It’s okay to only want one child. Really, it is. Most of the information we’ve heard spouted about only children, such as they’ll be lonely, selfish or bossy, are simply myths. Studies show being an only child causes zero psychological damage.
Kids are expensive. CNN Money estimates it costs nearly a quarter of a million dollars to raise a child to age 18. A few financial benefits to just having one include:
- Fewer diapers
- Only one preschool (and then college) tuition
- One wedding to pay for
- A small grocery bill
- Lower insurance premiums
It allows you to provide more experiences.
Since your overall expenses are lower with just one child, many parents are able to provide more experiences. Expenses like summer camp, private school, gymnastics lessons and sports teams are possible for some families simply because they only have one child.

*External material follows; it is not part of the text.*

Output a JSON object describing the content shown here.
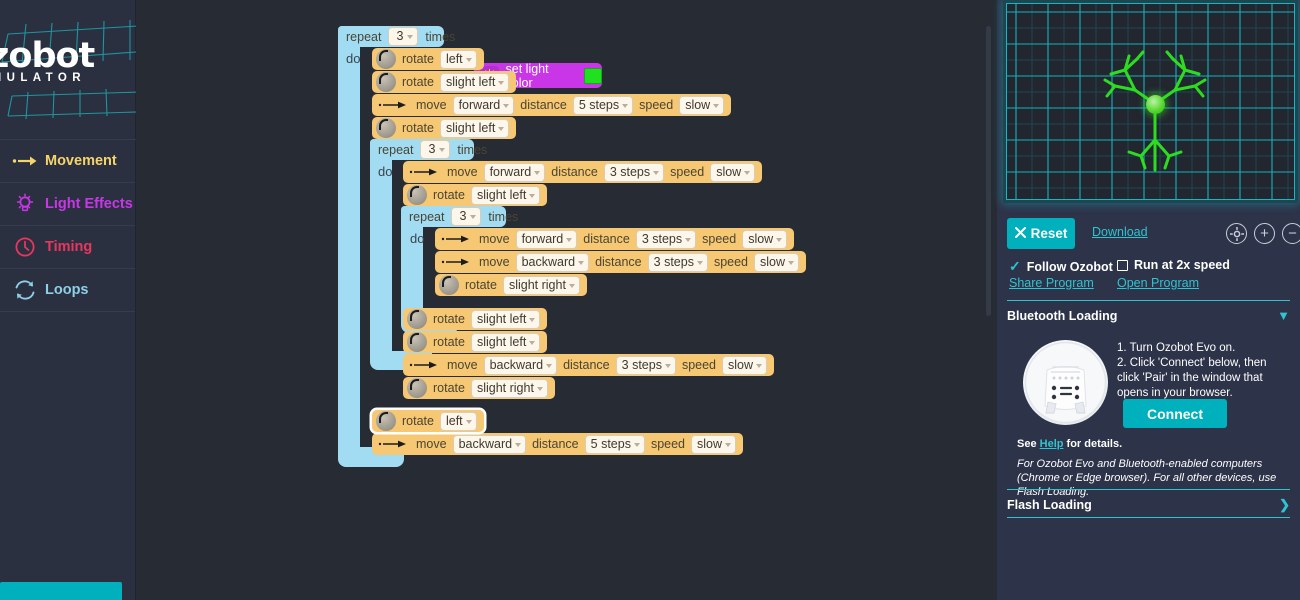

One child means just one opinion.
Amy Satler Watson is the mom of three, but her sister has an only child. Amy says, “When my sister comes to visit with her one child, she is always surprised by how much refereeing and mediating I have to do between my kids. My mom had five and said it was the same for her. Nobody ever wants to do the same thing, eat the same thing or go the same places. I would say at least 80% of my parenting is handling disagreements between kids. With one, there’s none of that.”
Only children often learn to entertain themselves.

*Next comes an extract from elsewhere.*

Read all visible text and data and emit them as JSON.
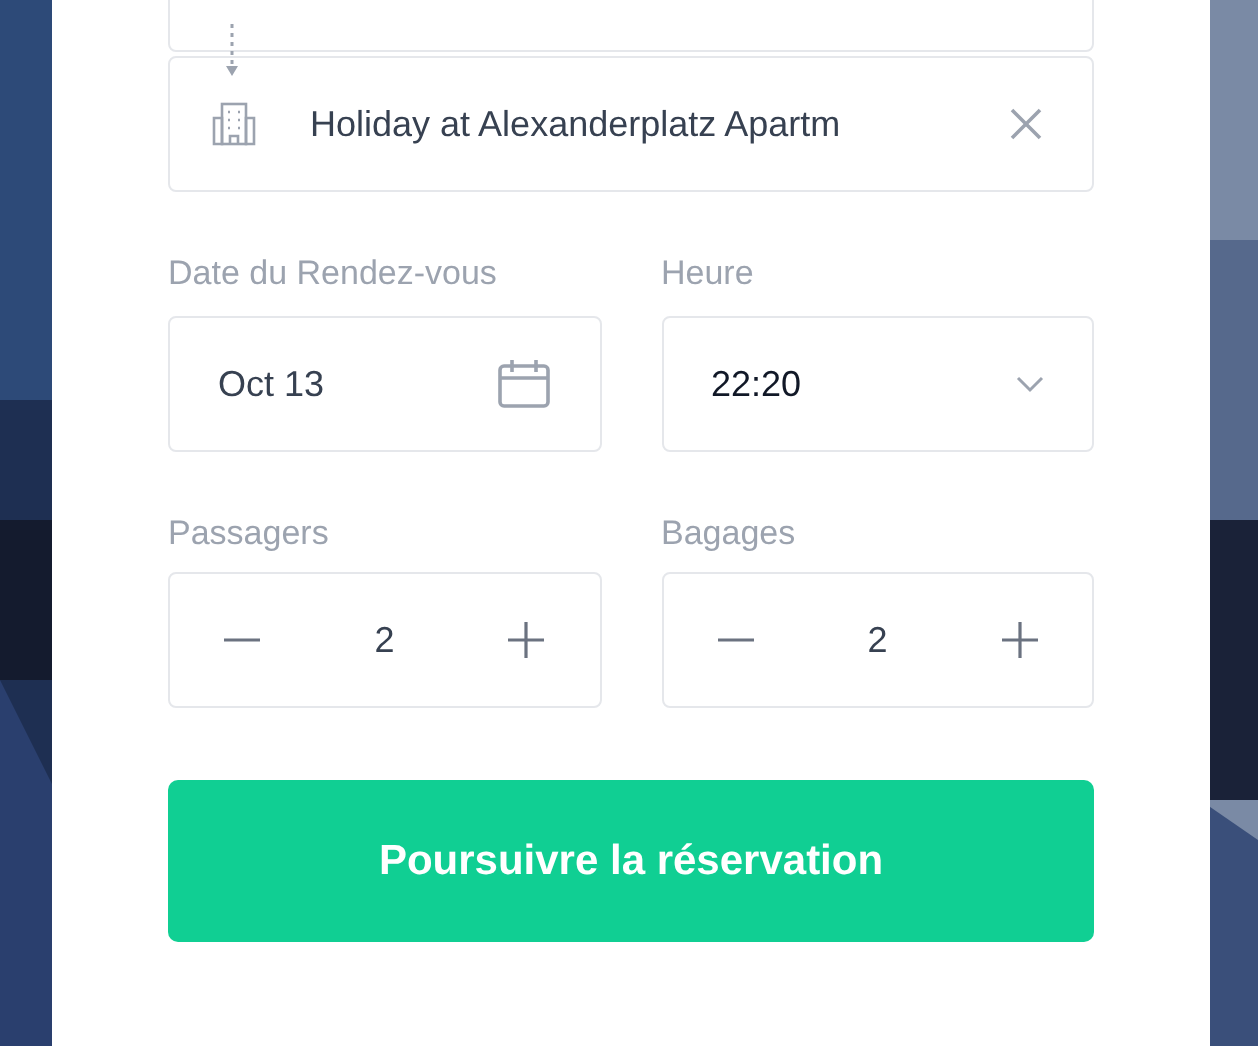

Children with siblings get used to constantly having a playmate around and rely on mom and dad to entertain them if they find themselves home alone. Only children have no choice but to learn to develop their own interests and find things to do on their own. That doesn’t mean they don’t need and want adult attention, however, they don’t crave it 24/7, which will leave you free to read a book or chat on Facebook uninterrupted.
Single kids travel well.
Of course, traveling is much cheaper with just one child since less airfare, theme park tickets, restaurant meals, etc. are required. It’s also generally fairly easy to take one kid with you wherever you go – from the grocery store to the ballet. Only kids are used to adults as their primary role models, so they generally do well in public settings – especially if they have a book or electronic device in hand.

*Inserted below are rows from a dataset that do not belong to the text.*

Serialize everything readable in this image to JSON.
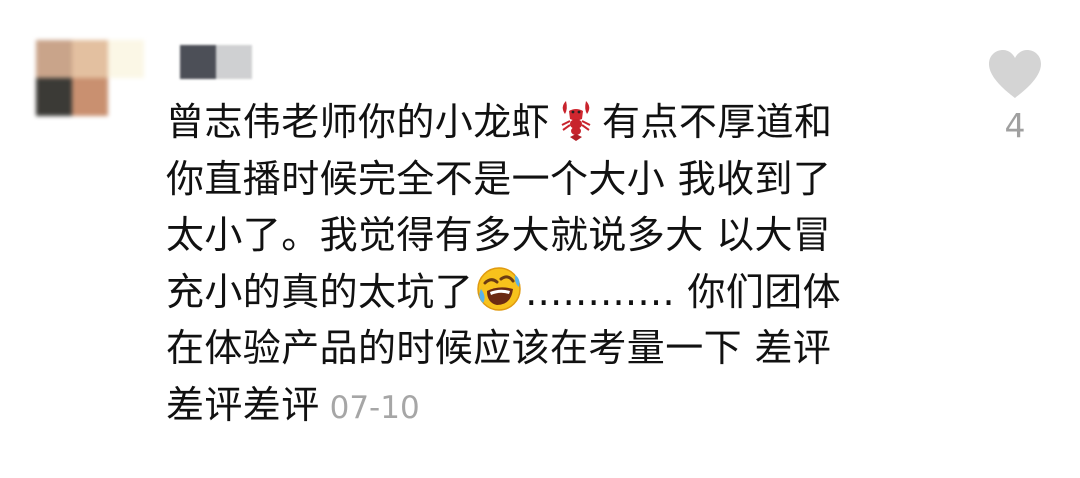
{
  "comment": {
    "lines": [
      {
        "before": "曾志伟老师你的小龙虾",
        "after": "有点不厚道和"
      },
      {
        "text": "你直播时候完全不是一个大小 我收到了"
      },
      {
        "text": "太小了。我觉得有多大就说多大 以大冒"
      },
      {
        "before": "充小的真的太坑了",
        "after": "............ 你们团体"
      },
      {
        "text": "在体验产品的时候应该在考量一下 差评"
      },
      {
        "text": "差评差评"
      }
    ],
    "date": "07-10",
    "emojis": [
      "lobster-emoji",
      "rofl-laughing-emoji"
    ]
  },
  "like": {
    "count": "4",
    "icon": "heart-icon"
  },
  "colors": {
    "text": "#111111",
    "muted": "#a6a6a6",
    "heart": "#d4d4d4"
  }
}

So how do kids feel about being the only child? Amanda Melagrano says her 12-year-old daughter used to ask for a sibling when she was younger, but now that she’s spent time with friends who have brothers and sisters she really values her alone time. The family combats loneliness by allowing their daughter to bring a friend along on trips. Colleen Payne adds that the greatest benefit to her daughter is, “she knows for sure she’s my favorite child.”